Da questa inchiesta – osserva ancora Godina – emerge un’Italia del caffè che fa alcuni passi avanti rispetto a 5 anni. Ma arranca in confronto a ciò che avviene all’estero.
La tradizione culturale dell’espresso
È spesso ferma a vecchie logiche legate a caffè scadenti, mal conservati e popolata da baristi inconsapevoli su come trattare la materia.
Un professionista sa gestire le apparecchiature. E garantire un’estrazione corretta in qualsiasi condizione ambientale. Ma nella maggior parte dei casi si lavora con attrezzatura sporca e prodotti mediocri.
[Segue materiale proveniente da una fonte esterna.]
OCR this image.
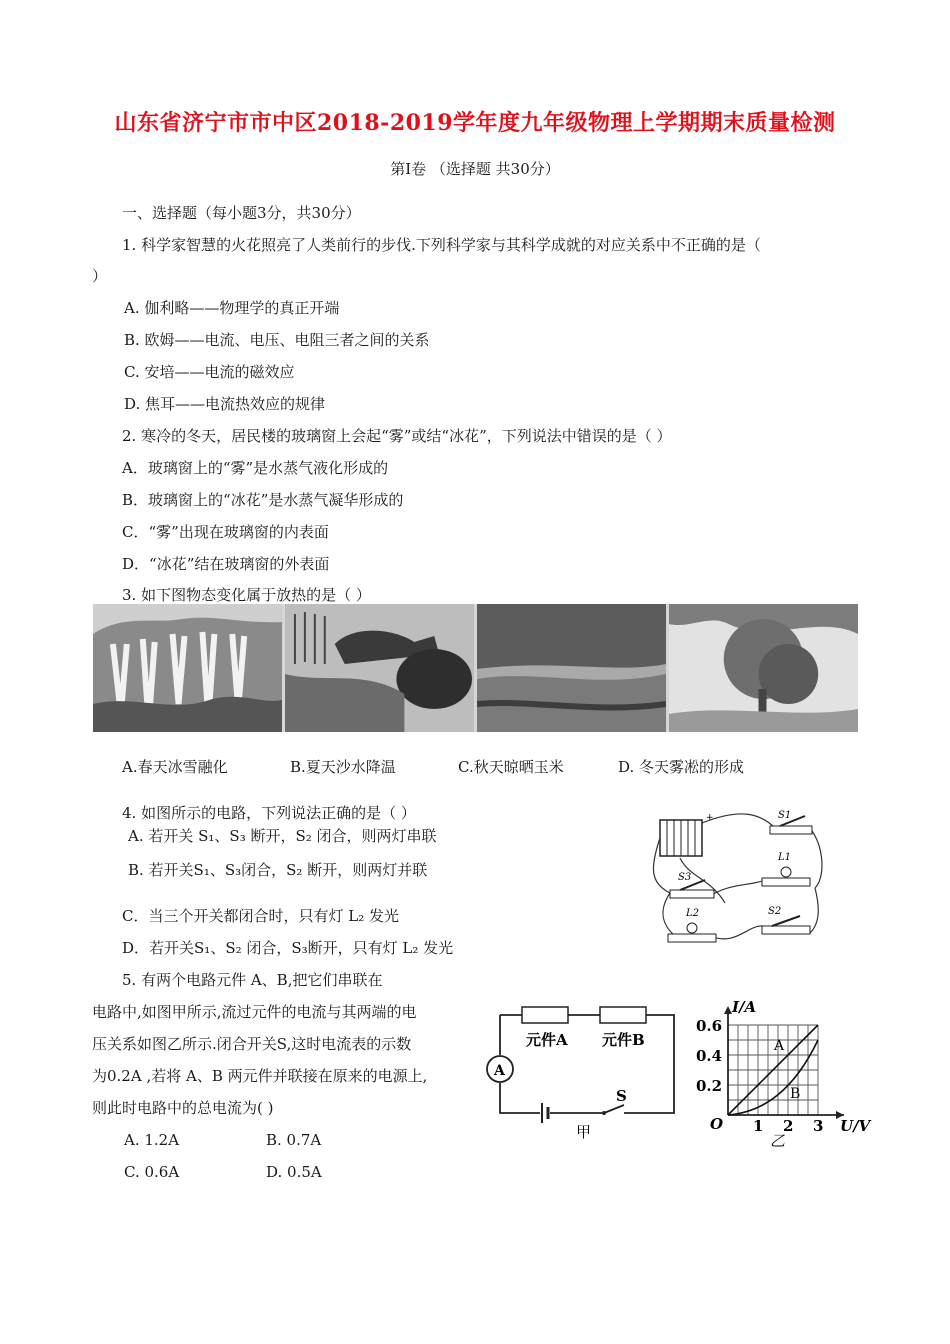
山东省济宁市市中区2018-2019学年度九年级物理上学期期末质量检测
第Ⅰ卷 （选择题 共30分）
一、选择题（每小题3分，共30分）
1. 科学家智慧的火花照亮了人类前行的步伐.下列科学家与其科学成就的对应关系中不正确的是（
）
A. 伽利略——物理学的真正开端
B. 欧姆——电流、电压、电阻三者之间的关系
C. 安培——电流的磁效应
D. 焦耳——电流热效应的规律
2. 寒冷的冬天，居民楼的玻璃窗上会起“雾”或结“冰花”，下列说法中错误的是（ ）
A．玻璃窗上的“雾”是水蒸气液化形成的
B．玻璃窗上的“冰花”是水蒸气凝华形成的
C．“雾”出现在玻璃窗的内表面
D．“冰花”结在玻璃窗的外表面
3. 如下图物态变化属于放热的是（ ）
A.春天冰雪融化	B.夏天沙水降温	C.秋天晾晒玉米	D. 冬天雾凇的形成
4. 如图所示的电路，下列说法正确的是（ ）
A. 若开关 S₁、S₃ 断开，S₂ 闭合，则两灯串联
B. 若开关S₁、S₃闭合，S₂ 断开，则两灯并联
C．当三个开关都闭合时，只有灯 L₂ 发光
D．若开关S₁、S₂ 闭合，S₃断开，只有灯 L₂ 发光
+	S1
L1
S3
S2
L2
5. 有两个电路元件 A、B,把它们串联在
电路中,如图甲所示,流过元件的电流与其两端的电
压关系如图乙所示.闭合开关S,这时电流表的示数
为0.2A ,若将 A、B 两元件并联接在原来的电源上,
则此时电路中的总电流为( )
A. 1.2A	B. 0.7A
C. 0.6A	D. 0.5A
元件A 元件B
A
S
甲
A
B
I/A
0.6
0.4
0.2
O 1 2 3 U/V
乙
La svolta è fornita da una multinazionale straniera
Che ha colto un rito tipicamente italiano e lo ha interpretato in chiave moderna. Trasmettendo cultura, competenze e un buon prodotto.
Eppure lungo la penisola ce ne sarebbero di storie e passioni da raccontare. Piccole e grandi torrefazioni e caffetterie specialty che possono creare un locale al loro interno, diventando ambasciatrici di una tradizione che continua da decenni. Coinvolgendo il consumatore in una narrazione che il mondo ci invidia.